Foi em 1956, há 60 anos, que o jovem J. Rentes de Carvalho chegou à Holanda, pensava ele que para uma curta estadia de dois ou três meses. Ficou lá até agora e o que este livro nos conta é a forma como foi vendo o seu país de adopção evoluir. Com uma enorme independência de espírito, sem receio de ferir ortodoxias, de uma forma muito pessoal e muito humana, o que nos vai revelando é a sua imensa preocupação com a evolução de um país, e de uma Europa, onde vê que “o hedonismo, a ausência de ideais, uma mansidão que não distingue muito da cobardia, aqui e ali um tolo sentimento de superioridade, de “valores” e de “civilização”, são outros tantos factores da nossa provável derrota”. Livro pessimista, que só vai até 2006 mas tem um prefácio escrito já em 2016, é um livro que retratando a Holanda, retrata a Europa presa no seu labirinto e submersa pelos que chegam de todo o lado. Escrevi livro pessimista? Enganei-me. Devia ter escrito lúcido.

“Hillbilly Elegy”, JD Vance (Harper Collins)

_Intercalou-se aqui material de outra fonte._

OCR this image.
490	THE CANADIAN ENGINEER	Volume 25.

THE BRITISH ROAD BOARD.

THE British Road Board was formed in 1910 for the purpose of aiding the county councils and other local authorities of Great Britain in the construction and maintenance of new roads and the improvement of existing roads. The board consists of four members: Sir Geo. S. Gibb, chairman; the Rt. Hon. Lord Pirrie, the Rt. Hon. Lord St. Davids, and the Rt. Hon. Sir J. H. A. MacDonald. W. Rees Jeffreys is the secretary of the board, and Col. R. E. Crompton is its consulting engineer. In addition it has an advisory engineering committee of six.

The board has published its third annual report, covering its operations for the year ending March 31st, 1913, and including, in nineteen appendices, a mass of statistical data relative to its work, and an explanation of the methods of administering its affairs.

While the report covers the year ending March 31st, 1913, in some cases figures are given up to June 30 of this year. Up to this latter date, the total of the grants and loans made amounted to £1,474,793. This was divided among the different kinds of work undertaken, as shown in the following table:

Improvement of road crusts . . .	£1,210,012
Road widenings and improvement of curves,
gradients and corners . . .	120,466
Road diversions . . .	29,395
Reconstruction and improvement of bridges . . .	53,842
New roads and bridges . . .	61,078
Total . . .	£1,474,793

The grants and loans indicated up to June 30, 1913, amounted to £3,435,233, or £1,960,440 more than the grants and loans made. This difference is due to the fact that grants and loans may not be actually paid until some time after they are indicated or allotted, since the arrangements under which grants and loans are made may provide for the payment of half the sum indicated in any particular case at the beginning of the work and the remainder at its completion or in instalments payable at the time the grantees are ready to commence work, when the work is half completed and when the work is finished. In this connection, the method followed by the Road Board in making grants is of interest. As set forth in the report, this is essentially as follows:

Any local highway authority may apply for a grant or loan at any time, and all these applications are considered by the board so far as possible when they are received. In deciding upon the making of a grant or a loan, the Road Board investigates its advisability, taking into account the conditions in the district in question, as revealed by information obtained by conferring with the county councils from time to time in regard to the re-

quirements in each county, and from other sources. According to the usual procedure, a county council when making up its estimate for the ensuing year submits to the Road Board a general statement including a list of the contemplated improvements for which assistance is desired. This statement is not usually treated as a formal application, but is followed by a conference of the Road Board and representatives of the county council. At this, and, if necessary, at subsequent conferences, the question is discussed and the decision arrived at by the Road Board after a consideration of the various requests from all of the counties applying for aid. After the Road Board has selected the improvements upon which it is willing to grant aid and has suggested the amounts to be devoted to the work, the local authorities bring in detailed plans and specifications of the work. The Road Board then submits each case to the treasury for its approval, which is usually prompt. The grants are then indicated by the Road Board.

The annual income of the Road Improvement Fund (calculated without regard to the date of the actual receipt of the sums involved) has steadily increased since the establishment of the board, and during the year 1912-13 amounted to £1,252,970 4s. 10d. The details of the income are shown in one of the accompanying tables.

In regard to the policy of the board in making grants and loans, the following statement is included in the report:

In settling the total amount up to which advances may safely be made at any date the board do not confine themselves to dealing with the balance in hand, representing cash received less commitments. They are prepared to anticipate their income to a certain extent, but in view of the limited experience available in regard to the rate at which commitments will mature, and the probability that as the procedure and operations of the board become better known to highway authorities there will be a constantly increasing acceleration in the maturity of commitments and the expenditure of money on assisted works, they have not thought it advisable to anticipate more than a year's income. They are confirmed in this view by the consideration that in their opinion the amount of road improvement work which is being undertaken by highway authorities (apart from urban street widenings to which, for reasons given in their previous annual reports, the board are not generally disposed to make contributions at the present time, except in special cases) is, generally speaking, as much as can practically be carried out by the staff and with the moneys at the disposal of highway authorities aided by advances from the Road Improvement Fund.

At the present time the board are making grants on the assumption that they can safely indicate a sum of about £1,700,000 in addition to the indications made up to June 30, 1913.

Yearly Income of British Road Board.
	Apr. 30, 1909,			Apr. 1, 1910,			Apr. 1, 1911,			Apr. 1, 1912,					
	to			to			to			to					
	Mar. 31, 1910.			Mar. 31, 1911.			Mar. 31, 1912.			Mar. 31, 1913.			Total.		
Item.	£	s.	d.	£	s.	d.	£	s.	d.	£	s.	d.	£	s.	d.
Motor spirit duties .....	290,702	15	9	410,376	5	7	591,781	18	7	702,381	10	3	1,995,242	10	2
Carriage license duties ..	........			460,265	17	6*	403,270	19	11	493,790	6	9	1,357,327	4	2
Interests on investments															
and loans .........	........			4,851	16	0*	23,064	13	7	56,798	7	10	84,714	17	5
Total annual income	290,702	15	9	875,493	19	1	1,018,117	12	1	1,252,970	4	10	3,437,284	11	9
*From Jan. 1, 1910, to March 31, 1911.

Depois da vitória de Donald Trump todos foram à procura de perceber o que tinha acontecido, como tinha sido possível que estados antes solidamente do lado dos democratas tivessem votado no candidato republicano e este tivesse tido o voto de tantos trabalhadores brancos das classes baixas. Alguns livros foram de imediato sugeridos como podendo proporcionar algumas explicações, mas de todos eles o que me suscitou de imediato a atenção foi esta, e por ser A Memoir of a family and Culture in Crisis, como se escreve no seu pós-título. É a história de alguém que nasceu no Ohio, numa das regiões onde no passado floresceu a indústria pesada e hoje há apenas ruínas ferrugentas e gente presa numa armadilha de pobreza, vício e incultura. E gente que se sente perdida e vítima de poderes longínquos e preconceitos que abomina. Querem compreender Trump? Comecem por tentar compreender aqueles para quem ele falou, tudo prometendo.

O pior

“Eu e os políticos”, José António Saraiva (Gradiva)

O design da capa mostra-nos um buraco de fechadura e o autor promete que nele está “o que não pude (ou não quis) escrever até hoje”. Ou seja, promete indiscrições. E, na verdade, contém indiscrições, algumas delas de tal teor que geraram uma enorme tempestade mediática e política. Infelizmente, como escrevi na altura, depois de ler o livro e não antes de o fazer, como era regra suceder, muitas dessas reacções revelaram mais sobre a hipocrisia de muitos jornalistas do que sobre a gravidade das “revelações”. Até porque, no que toca a revelações, o livro é uma desilusão, sobretudo para quem já tinha lido as duas obras anteriores do antigo director do Expresso e do Sol e nelas já tinha encontrado muitas das indiscrições agora recuperadas. Por isso o livro é uma desilusão, mesmo contando algumas pequenas histórias interessantes e reveladoras. Isto para além de pisar gratuitamente o risco nalgumas das passagens mais voyeuristas, e sem que disse se tire grande valor para o nosso conhecimento dos políticos.